Bking:
Buckstones:
Somewhat confusing comment above:
I thought high pressure fuel pumps rely on the lubricating properties of diesel fuel (so fail when cars are mis-fuelled with petrol).
How is it that the same fuel manages to become an abrasive in cylinders? Also, polished rings and cylinder walls should improve compression shouldn’t they? That’s how it works in air-rifles, hydraulic cylinders etc isn’t it?
The diesel washes the oil off the cylinder walls so it acts as an abrasive and have you ever heard of a cylinder hone?
Its also called a glaze buster.That might give you a clue.
I think on the proper analysis the washing off of lubricating oil leads to wear between unlubricated parts - it’s not the diesel itself that becomes abrasive, it’s the unlubricated parts which are abrasive.
Also the reason why hydraulic rams are polished while piston bores are honed is because each approach solves a different problem.
With hydraulic rams, it’s important that the hydraulic oil is retained under huge pressure (not present in an engine to the same degree), excess oiling of the exposed part of the ram would lead to soiling and retention of abrasives from the open air, the lateral forces are more modest, and the number of reciprocations far lower. I think rubber is the normal choice for hydraulic seals - this has good sealing capability, but a relatively short lifetime against the number of reciprocations of the ram, and would wear even more rapidly against an unpolished surface (without the honed surface adding any extra useful lubrication). The oil retained on the exposed side of the hydraulic seal is sufficient to re-lubricate the exposed side of the ram as it returns home through the seal (and cleaning and reoiling the exposed side of the seal manually from time to time, is a feasible servicing task, although worn seals would allow a certain amount of seepage anyway due to the oil pressure behind them).
With engines, rubber is not an acceptable kind of seal in the first place, and modest passage of oil into the combustion chamber is not a problem (and air in the combustion chamber is pre-filtered).
The more important factor is the retention of combustion gases, which is not a static pressure but varies through the combustion cycle, but again modest leakage of gases across the seal is acceptable (much moreso than for a hydraulic piston, where leaked oil could not be captured without additional equipment, and would cause the piston to gradually move of its own accord, which is undesirable in that application, and where the ingress of air into the hydraulic side is completely unacceptable).
Given that piston rings are not as sacrificial as rubber and are capable of wearing the bore, and neither the seals nor the bores are expected to be serviced as frequently as seals on hydraulic rams are (relative to the number of reciprocations completed), and considering that the combustion chamber is a hostile environment that will consume oil residue on exposed surfaces, honing the bores so that they retain extra oil to help lubricate the rings is considered a desirable and acceptable compromise.
The rings don’t wear against the honed surface as quickly as rubber would, because they have a harder surface and are not sufficiently flexible to fill into the troughs in the way that rubber would.

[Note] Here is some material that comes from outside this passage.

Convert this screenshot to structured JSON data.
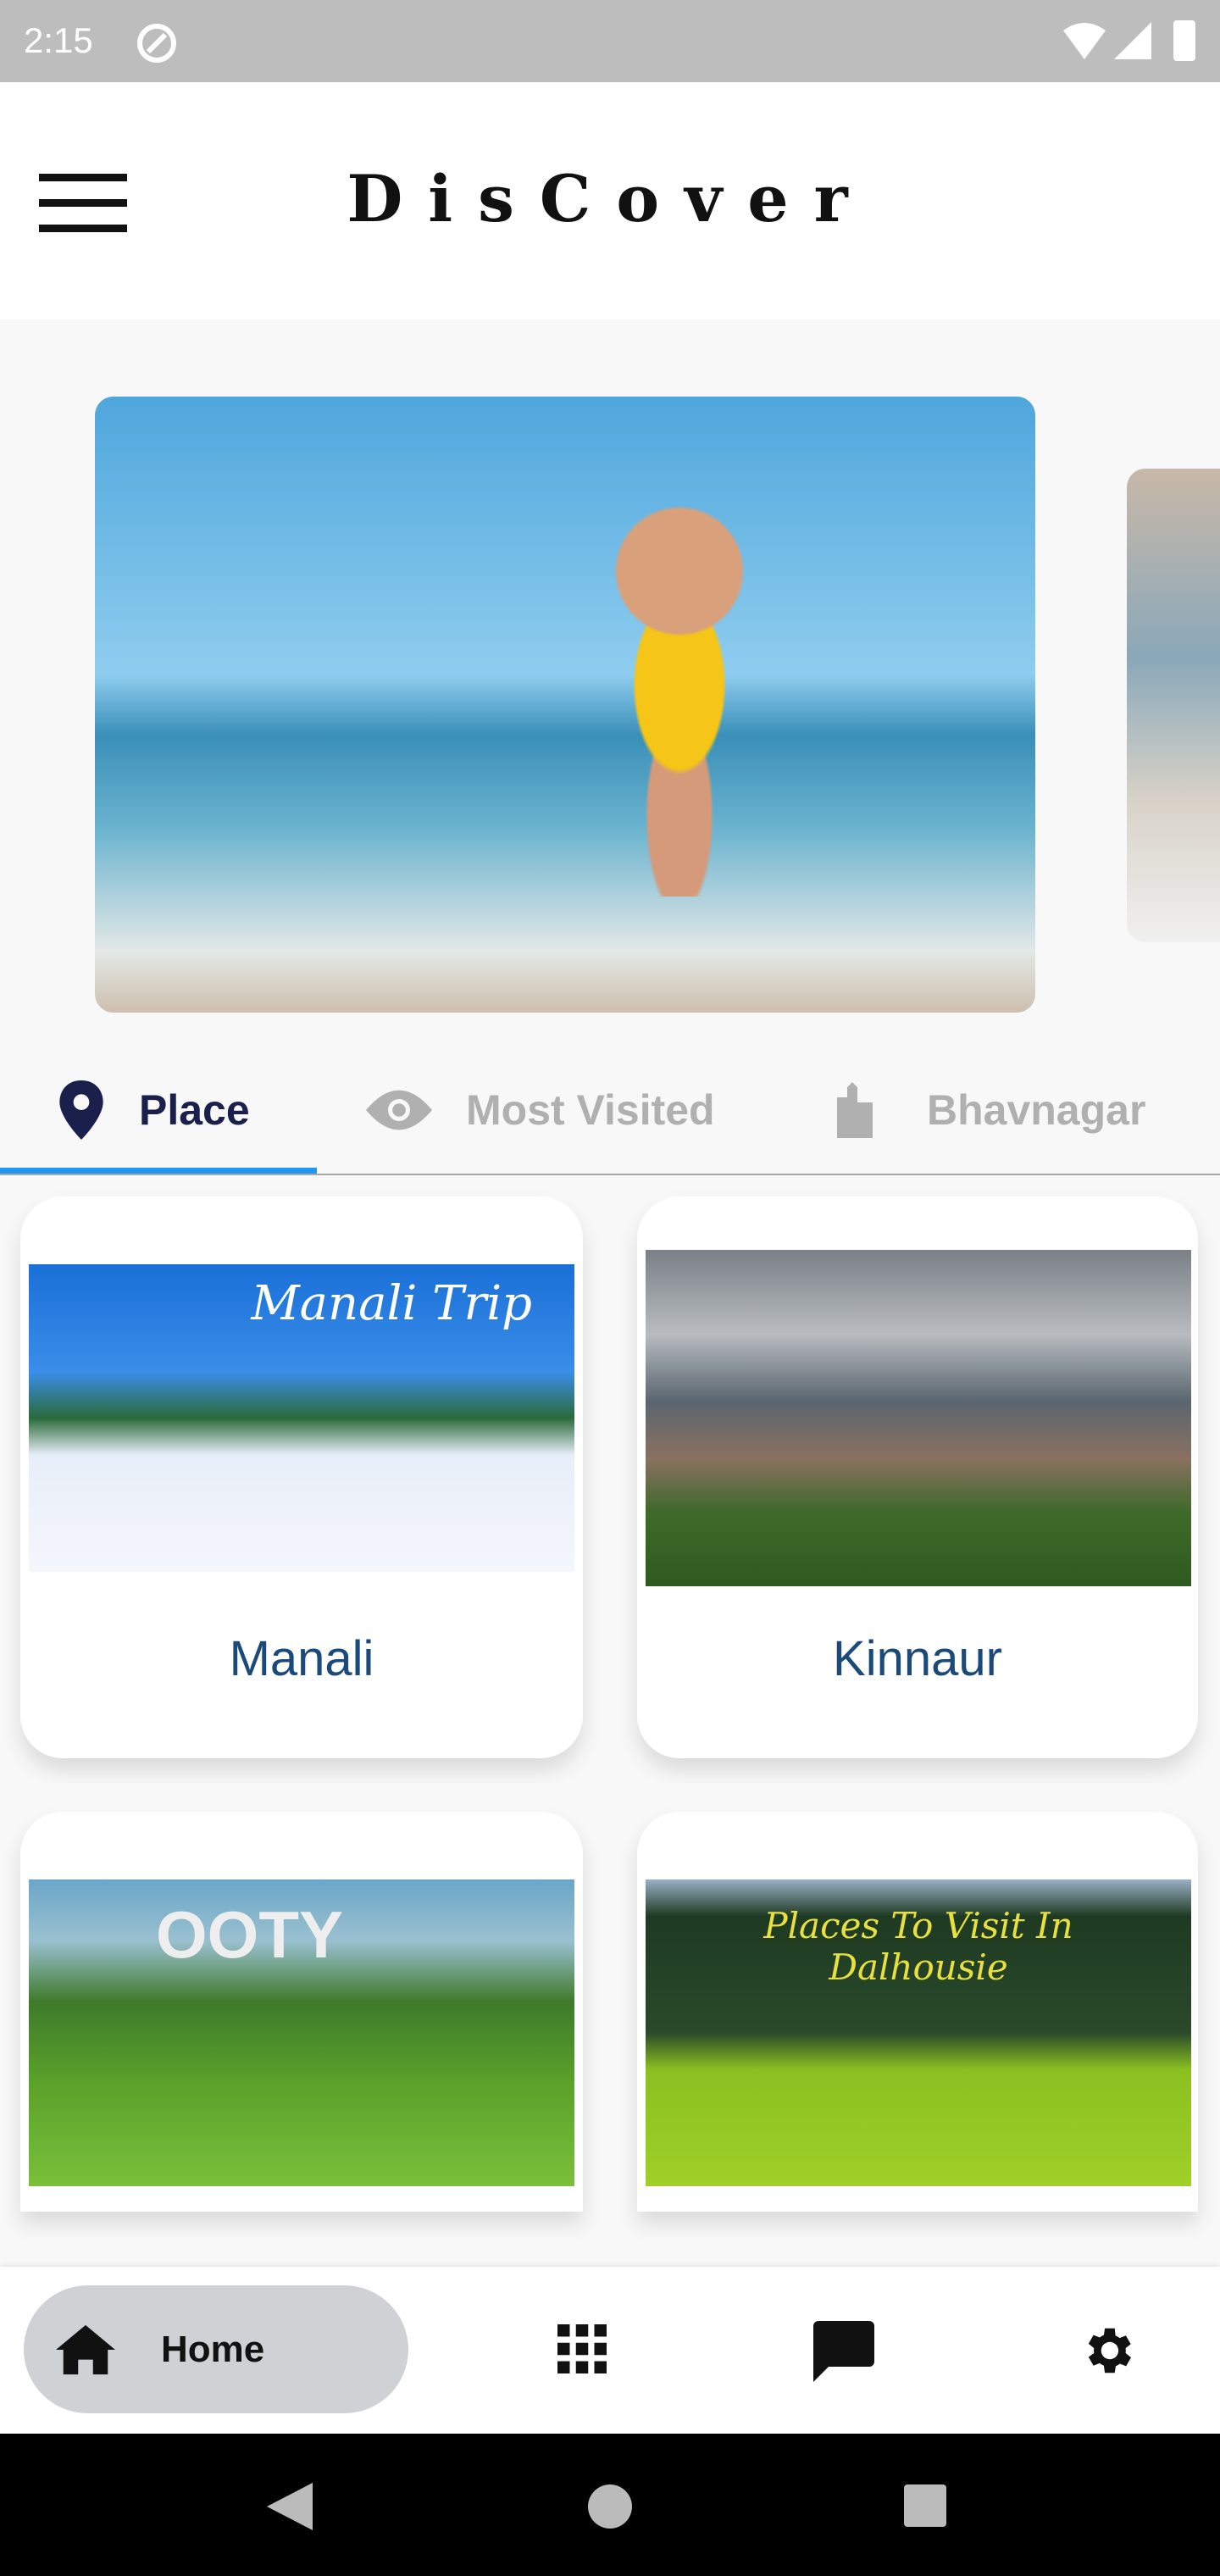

Correspondingly, polishing the bores in an engine would tighten the seal and save oil, but would also lead to inadequate lubrication and therefore rampant wear of both rings and bore (which, if not serviced, would eventually cause the seal to degrade to a point far worse than that caused by honing), and the loss of lubrication also leads to the forfeit of the sealing effects of the oil itself, which when present frustrates the passage of high-pressure combustion gases across the seal and into the crankcase (similar to how a stuffing box on a boat uses thick grease and reinforcing fabric to prevent the ingress of seawater along the propellor shaft and into the boat).

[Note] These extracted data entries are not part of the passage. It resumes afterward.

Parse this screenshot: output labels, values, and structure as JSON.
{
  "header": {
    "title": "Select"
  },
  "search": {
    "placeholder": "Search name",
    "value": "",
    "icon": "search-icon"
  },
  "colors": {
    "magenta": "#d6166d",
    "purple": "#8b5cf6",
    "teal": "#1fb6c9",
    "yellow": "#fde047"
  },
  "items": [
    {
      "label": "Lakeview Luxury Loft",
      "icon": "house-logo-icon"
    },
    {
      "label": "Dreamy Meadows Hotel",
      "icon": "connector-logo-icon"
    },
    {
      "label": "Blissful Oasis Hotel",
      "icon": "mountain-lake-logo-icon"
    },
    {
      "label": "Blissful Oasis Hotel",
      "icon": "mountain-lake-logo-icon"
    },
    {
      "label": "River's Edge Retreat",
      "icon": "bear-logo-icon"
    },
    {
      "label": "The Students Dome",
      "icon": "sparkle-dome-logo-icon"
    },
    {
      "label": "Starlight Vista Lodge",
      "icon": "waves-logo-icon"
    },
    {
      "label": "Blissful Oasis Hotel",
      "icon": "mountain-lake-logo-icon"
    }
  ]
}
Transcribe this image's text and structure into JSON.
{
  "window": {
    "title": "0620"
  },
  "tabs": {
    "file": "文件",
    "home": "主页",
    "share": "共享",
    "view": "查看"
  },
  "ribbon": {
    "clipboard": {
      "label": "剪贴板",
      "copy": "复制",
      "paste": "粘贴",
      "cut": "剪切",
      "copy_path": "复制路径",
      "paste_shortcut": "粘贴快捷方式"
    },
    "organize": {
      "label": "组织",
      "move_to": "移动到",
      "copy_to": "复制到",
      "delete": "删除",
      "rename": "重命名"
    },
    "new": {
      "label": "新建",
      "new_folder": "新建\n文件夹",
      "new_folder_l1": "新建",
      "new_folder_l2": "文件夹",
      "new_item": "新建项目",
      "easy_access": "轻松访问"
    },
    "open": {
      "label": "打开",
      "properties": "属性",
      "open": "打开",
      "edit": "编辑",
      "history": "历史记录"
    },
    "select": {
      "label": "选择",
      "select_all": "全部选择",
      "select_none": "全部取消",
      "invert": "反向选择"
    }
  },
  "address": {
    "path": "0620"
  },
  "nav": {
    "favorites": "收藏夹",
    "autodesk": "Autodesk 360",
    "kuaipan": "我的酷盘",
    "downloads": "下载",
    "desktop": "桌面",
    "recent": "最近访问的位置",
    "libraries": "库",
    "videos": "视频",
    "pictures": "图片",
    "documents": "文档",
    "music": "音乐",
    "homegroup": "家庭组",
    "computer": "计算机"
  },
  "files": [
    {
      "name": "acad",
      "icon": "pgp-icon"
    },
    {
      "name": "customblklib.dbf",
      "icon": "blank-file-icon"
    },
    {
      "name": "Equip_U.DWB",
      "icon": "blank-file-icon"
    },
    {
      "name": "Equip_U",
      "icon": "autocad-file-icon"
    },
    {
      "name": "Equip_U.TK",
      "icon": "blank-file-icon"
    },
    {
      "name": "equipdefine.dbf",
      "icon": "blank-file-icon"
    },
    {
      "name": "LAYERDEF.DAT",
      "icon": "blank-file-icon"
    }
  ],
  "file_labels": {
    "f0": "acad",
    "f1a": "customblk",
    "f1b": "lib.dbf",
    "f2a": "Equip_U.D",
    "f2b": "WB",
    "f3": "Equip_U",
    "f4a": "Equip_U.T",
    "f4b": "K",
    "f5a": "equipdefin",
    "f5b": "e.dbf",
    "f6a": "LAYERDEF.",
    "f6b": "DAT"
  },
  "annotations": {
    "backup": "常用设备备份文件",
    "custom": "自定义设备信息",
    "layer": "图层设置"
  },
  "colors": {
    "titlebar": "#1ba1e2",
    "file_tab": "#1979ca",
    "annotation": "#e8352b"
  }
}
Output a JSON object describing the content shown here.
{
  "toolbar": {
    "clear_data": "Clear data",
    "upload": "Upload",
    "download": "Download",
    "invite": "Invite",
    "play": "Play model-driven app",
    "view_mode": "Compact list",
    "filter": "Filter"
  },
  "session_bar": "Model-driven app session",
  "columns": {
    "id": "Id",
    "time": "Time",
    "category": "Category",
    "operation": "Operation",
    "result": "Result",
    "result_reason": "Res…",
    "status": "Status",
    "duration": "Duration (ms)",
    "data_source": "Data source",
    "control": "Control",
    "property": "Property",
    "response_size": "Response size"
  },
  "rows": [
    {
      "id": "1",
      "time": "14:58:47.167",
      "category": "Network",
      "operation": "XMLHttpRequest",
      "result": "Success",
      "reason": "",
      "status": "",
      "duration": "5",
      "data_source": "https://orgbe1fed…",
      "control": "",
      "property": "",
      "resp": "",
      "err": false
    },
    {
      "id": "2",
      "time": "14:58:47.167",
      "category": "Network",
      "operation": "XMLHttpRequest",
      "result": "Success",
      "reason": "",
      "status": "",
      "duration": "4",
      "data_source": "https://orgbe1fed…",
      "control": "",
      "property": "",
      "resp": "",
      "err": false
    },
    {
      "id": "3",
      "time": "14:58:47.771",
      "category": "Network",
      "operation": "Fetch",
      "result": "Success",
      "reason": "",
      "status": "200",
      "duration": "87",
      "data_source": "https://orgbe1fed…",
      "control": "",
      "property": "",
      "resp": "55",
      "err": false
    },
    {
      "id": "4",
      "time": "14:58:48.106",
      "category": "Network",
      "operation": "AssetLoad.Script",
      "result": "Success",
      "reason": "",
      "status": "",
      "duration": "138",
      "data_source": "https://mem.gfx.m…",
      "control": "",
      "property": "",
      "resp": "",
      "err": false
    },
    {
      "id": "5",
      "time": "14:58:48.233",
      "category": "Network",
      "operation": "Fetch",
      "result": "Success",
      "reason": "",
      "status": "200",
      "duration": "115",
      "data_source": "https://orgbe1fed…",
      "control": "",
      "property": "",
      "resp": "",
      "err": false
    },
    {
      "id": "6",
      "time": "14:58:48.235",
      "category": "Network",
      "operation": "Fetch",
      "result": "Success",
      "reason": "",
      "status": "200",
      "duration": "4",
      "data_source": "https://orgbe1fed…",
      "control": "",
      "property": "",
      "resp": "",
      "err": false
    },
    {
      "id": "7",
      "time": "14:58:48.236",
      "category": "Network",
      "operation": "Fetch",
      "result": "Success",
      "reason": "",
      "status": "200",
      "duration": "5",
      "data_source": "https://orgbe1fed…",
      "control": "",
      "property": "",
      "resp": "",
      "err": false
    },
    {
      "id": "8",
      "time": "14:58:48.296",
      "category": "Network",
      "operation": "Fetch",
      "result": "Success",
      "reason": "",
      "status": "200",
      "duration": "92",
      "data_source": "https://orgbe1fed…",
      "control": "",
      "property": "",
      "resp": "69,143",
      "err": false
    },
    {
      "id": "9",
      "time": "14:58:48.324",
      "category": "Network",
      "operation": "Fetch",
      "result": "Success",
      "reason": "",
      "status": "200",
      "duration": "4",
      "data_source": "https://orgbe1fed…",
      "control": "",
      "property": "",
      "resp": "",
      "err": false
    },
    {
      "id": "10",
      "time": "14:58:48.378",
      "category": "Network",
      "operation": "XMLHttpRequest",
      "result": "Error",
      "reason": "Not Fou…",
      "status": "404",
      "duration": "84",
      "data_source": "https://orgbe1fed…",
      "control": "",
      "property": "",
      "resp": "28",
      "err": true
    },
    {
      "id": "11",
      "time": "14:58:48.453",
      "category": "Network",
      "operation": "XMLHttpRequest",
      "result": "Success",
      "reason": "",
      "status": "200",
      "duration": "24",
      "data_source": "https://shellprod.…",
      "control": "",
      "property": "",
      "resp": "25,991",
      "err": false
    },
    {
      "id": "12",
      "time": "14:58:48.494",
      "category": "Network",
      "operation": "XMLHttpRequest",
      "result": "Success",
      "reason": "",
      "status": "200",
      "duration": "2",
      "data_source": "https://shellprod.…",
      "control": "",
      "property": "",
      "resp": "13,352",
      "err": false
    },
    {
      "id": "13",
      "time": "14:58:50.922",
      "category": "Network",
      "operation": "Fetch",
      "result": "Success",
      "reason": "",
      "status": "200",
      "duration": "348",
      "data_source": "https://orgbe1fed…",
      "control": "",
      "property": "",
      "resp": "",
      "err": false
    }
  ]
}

This gets me thinking, nowadays mechanical engineering is seen as like baking a cake, but engines incorporate enormously complex physical processes. This is a prime example, where if you’d asked me what the role of oil was in an engine, I’d have said lubrication, without ever considering its (more minor) function as a gas seal - as well as cooling, cleaning, noise reduction, and probably other desirable side effects.